Marine Le Pen et le père
Benjamine des trois filles de Jean-Marie Le Pen, Marine Le Pen a grandi dans le giron du Front national créé par son géniteur. Après des études de droit, elle exerce durant six ans la profession d’avocate, puis entre au service juridique du parti en 1998. Parallèlement, elle est élue au conseil régional du Nord-Pas-de-Calais et au Parlement européen.
En 2000, elle prend la tête de l’association Génération Le Pen, dont le but est de banaliser le Front national auprès des jeunes. A 43 ans, la fille du chef succède à son père à la direction du parti, dont elle devient présidente en 2011. Forte en gueule tout en évitant les provocations de son père à propos de l’extermination des juifs pendant la Seconde Guerre mondiale ou de la récente tuerie d’Oslo, Marine Le Pen veut incarner un Front national plus fréquentable, dont elle revendique néanmoins « tout l’héritage ».
Michele Bachmann et Dieu le père
Agée de 55 ans, Michele Bachmann a grandi dans l’Iowa avec ses trois frères, au sein d’une famille protestante. Son père, qu’elle qualifie d’autoritaire, est ingénieur dans une usine d’armement. Très affectée à l’adolescence par le divorce de ses parents, elle trouve refuge dans un groupe de prière évangélique chrétien et se revendique « Born Again Christian ».
Elle doit sa filiation spirituelle et politique à John Eidsmoe, son mentor à l’Université Oral Roberts de Tulsa. Celui-ci prône une lecture fondamentaliste de la Bible comme source du droit, et sa suprématie sur la Constitution. Après une brève carrière professionnelle à l’IRS, agence fédérale de recouvrement des impôts, Michele Bachmann, est élue sénatrice républicaine dans l’Etat du Minnesota en 2000.
En 2006, elle est élue à la Chambre des représentants. Elle y forme, en 2010, un comité électoral pour le Tea Party, soutenu par 49 parlementaires.

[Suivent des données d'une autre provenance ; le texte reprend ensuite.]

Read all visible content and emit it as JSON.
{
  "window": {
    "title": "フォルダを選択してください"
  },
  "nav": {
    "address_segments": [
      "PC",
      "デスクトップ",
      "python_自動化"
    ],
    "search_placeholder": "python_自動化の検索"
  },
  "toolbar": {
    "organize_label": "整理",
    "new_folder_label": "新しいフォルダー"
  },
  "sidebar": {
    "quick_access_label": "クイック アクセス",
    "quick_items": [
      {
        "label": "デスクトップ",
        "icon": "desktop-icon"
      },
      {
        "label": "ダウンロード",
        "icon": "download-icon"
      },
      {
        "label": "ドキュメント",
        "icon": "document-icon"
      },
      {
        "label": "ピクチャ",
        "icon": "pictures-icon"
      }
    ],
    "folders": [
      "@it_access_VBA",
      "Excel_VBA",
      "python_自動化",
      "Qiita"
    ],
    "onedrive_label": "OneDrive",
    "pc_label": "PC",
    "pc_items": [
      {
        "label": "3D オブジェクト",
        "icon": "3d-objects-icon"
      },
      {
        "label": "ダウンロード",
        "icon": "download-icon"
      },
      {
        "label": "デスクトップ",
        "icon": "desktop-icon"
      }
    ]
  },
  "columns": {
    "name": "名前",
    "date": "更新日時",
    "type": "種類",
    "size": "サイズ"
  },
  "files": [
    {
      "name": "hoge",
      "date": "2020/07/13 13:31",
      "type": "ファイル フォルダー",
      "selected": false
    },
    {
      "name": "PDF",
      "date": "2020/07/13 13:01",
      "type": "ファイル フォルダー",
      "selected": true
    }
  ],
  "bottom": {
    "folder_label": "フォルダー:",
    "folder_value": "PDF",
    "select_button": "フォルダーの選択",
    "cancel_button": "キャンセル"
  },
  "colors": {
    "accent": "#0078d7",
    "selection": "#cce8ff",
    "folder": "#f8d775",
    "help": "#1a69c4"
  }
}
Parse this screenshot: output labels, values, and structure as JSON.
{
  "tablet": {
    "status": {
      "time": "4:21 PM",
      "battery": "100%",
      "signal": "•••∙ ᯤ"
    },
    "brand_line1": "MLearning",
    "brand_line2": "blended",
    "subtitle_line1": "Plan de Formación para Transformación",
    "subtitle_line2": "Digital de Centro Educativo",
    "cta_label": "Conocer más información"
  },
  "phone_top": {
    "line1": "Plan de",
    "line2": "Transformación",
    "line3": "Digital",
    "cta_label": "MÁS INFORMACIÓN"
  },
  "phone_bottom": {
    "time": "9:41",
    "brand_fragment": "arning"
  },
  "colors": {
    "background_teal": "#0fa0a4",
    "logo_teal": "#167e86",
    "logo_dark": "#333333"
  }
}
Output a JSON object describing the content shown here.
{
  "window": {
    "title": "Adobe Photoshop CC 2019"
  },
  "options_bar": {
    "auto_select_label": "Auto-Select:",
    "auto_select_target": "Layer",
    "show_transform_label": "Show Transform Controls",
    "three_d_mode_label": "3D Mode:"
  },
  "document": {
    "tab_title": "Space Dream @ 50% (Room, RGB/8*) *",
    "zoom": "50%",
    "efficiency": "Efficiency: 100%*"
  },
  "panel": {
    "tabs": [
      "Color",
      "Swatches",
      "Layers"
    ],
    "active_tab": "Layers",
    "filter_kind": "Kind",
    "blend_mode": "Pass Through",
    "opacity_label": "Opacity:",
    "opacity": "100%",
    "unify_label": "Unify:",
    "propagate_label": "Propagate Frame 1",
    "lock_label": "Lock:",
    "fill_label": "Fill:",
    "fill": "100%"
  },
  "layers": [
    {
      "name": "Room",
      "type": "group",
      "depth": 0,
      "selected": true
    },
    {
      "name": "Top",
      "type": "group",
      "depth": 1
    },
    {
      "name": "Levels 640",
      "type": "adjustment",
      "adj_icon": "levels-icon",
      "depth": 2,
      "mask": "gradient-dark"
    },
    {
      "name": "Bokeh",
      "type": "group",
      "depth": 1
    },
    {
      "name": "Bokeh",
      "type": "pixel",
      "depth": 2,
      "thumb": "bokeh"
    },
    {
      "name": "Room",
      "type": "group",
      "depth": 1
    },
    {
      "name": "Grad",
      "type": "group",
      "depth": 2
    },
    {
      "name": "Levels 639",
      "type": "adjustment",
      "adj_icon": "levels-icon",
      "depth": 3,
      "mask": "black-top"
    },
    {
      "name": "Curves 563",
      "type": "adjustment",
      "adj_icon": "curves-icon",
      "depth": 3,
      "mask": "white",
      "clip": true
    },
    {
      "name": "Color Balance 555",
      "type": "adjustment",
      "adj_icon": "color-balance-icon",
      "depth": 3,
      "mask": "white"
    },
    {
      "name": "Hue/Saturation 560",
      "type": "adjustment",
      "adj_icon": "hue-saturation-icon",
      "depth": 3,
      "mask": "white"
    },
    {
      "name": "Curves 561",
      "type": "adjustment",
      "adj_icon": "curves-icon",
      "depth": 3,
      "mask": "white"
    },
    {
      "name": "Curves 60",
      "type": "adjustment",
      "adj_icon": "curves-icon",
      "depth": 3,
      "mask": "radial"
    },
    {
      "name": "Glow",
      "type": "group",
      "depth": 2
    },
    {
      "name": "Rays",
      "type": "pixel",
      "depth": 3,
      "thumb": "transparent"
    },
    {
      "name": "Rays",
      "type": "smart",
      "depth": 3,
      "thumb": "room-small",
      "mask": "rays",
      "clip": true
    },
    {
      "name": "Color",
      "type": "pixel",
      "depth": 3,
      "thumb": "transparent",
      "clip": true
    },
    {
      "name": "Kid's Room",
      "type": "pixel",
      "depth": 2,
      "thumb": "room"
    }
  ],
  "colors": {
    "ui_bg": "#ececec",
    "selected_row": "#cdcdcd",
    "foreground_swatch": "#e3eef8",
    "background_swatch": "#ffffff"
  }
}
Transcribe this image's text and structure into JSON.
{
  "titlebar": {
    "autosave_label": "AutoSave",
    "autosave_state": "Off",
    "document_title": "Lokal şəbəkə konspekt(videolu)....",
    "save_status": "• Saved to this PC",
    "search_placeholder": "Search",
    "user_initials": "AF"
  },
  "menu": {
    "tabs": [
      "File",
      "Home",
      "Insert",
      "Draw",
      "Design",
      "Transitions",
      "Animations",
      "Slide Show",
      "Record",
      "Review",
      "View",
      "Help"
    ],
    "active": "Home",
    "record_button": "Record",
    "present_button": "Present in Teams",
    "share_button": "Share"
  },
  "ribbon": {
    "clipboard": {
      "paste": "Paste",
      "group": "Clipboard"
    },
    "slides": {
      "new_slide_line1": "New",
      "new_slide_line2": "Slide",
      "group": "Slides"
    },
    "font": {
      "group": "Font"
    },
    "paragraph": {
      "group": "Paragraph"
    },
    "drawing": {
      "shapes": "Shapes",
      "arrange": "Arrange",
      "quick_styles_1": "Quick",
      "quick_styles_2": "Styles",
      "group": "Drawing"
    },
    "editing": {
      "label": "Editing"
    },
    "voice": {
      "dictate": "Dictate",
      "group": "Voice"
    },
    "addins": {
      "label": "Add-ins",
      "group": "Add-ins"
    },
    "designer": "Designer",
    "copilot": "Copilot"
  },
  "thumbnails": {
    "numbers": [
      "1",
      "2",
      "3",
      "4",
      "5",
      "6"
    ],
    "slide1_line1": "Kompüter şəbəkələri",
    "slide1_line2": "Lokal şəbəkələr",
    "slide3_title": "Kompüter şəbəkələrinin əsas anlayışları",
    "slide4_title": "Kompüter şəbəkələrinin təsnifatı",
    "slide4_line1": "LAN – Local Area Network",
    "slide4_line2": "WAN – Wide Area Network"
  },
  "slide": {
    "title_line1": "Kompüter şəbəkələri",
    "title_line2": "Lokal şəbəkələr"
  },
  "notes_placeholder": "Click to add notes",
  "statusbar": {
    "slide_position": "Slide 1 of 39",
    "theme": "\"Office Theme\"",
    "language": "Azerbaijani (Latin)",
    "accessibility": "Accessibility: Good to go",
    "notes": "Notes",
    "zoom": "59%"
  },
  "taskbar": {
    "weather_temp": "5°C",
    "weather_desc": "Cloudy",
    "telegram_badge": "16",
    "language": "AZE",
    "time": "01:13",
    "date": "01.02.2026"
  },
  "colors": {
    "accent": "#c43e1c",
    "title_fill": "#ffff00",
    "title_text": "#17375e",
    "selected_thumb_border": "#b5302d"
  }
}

La préférence de Marine Le Pen
Sur le plan idéologique, le Front national et le Tea party se réfèrent aux racines chrétiennes de l’Europe et de l’Amérique, qu’ils estiment menacés. La conversion récente de Marine Le Pen à la laïcité, qui vise particulièrement l’islam, vient opportunément renforcer le combat du Front national contre l’immigration, sous-entendue musulmane. La préférence nationale constitue l’un des fondements du parti.
Le programme de Marine Le Pen propose la révision du droit du sol et des critères d’acquisition de la nationalité française, la suppression de la binationalité, la limitation de la durée du droit au séjour, ainsi que la suppression du regroupement familial. Le FN propose également l’instauration de mesures discriminatoires comme la suppression de toute prestation sociale aux salariés étrangers, ainsi qu’un taux d’imposition plus fort pour dissuader les entreprises d’employer des travailleurs étrangers, y compris ceux qui résident légalement en France.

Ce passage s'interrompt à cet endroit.